Saturday, March 20, 2021

99. A whimper

A year ago, yesterday’s 785 Covid deaths would have startled. In a few days, in March of 2020, we would see 1000 deaths, and within weeks 2000 daily deaths. Now, it feels like we are on a downward slope, wrapped up in discussions fragmented by time, place, and community about vaccines and their efficacy, school openings, the need for masks and distancing, and concerns about weather, water, and power.

 

News stories about the Covid toll on health care workers, teenage anxieties, and rising rates of domestic violence flitter across the pages and screens—a shout here; a gasp there. I’m reminded of my own year-ago reading about the 1918 Influenza—and by a story in yesterday’s paper—how the history of that earlier pandemic got lost in the ending of WW I. Soldiers were welcomed home with parades; monuments and memorial cemeteries were built; a national holiday asserted. Those who died of the influenza were quietly mourned in scattered homes and towns across the country.
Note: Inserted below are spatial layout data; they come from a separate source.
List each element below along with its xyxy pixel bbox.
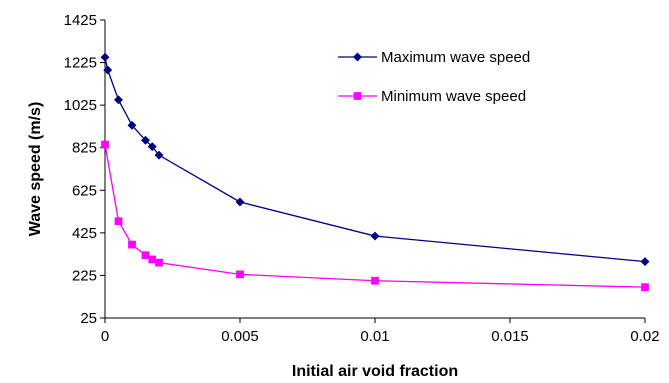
y-tick-label: 1425 — [64, 12, 97, 29]
legend-marker — [352, 52, 363, 62]
data-point — [141, 251, 150, 260]
data-point — [114, 217, 123, 226]
x-tick-label: 0.01 — [360, 328, 389, 345]
data-point — [235, 197, 245, 207]
y-tick-label: 225 — [72, 267, 97, 284]
data-point — [147, 142, 157, 152]
legend-label: Minimum wave speed — [381, 88, 526, 105]
series-line — [104, 144, 646, 288]
y-tick-label: 625 — [72, 182, 97, 199]
y-tick-label: 1225 — [64, 55, 97, 72]
data-point — [640, 257, 650, 267]
data-point — [100, 52, 110, 62]
legend-label: Maximum wave speed — [381, 49, 530, 66]
data-point — [101, 140, 109, 149]
y-axis-title: Wave speed (m/s) — [27, 102, 44, 237]
data-point — [128, 240, 136, 249]
x-tick-label: 0.02 — [630, 328, 659, 345]
series-line — [104, 57, 646, 263]
data-point — [236, 270, 244, 279]
y-tick-label: 1025 — [64, 97, 97, 114]
data-point — [641, 283, 649, 291]
data-point — [371, 276, 379, 285]
series-minimum — [101, 140, 649, 291]
x-axis-title: Initial air void fraction — [292, 363, 458, 380]
data-point — [127, 120, 137, 130]
data-point — [113, 95, 124, 105]
y-tick-label: 425 — [72, 225, 97, 242]
y-tick-label: 825 — [72, 140, 97, 157]
data-point — [148, 255, 157, 264]
x-tick-label: 0 — [101, 328, 109, 345]
series-maximum — [100, 52, 650, 267]
x-tick-label: 0.015 — [491, 328, 529, 345]
data-point — [140, 135, 151, 145]
series-layer — [100, 52, 650, 291]
axes-layer: 25 225 425 625 825 1025 1225 1425 0 0.005 0.01 0.01… — [64, 12, 660, 345]
data-point — [370, 231, 380, 241]
data-point — [154, 150, 164, 160]
x-tick-label: 0.005 — [221, 328, 259, 345]
y-tick-label: 25 — [80, 310, 97, 327]
legend-marker — [353, 92, 362, 100]
legend: Maximum wave speed Minimum wave speed — [338, 49, 530, 105]
data-point — [103, 65, 113, 75]
data-point — [155, 258, 163, 267]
The influenza quietly slipped from national consciousness. 

 

I feel that happening now, even as I write this. No bell rang this morning; I felt no urge to note the extraordinary sacrifices of doctors and nurses, to recount a sad story of isolation and depression. 

 

It feels instead like a huge national whimper that is infecting me as it is the governors of Texas and Mississippi who are “opening” their states, the white Republicans who are refusing to be vaccinated, and the thousands of “long-haulers” who are trading vitamin and physical therapy recipes among themselves, wanting desperately to be over it. I got my second shot; I told you about that last week.

 

My One Minute musings over the last several months is a diary. Will I pick it up and try to make sense of my own journey this pandemic year? I don’t know. Will I continue to find things to write about the pandemic? Not sure.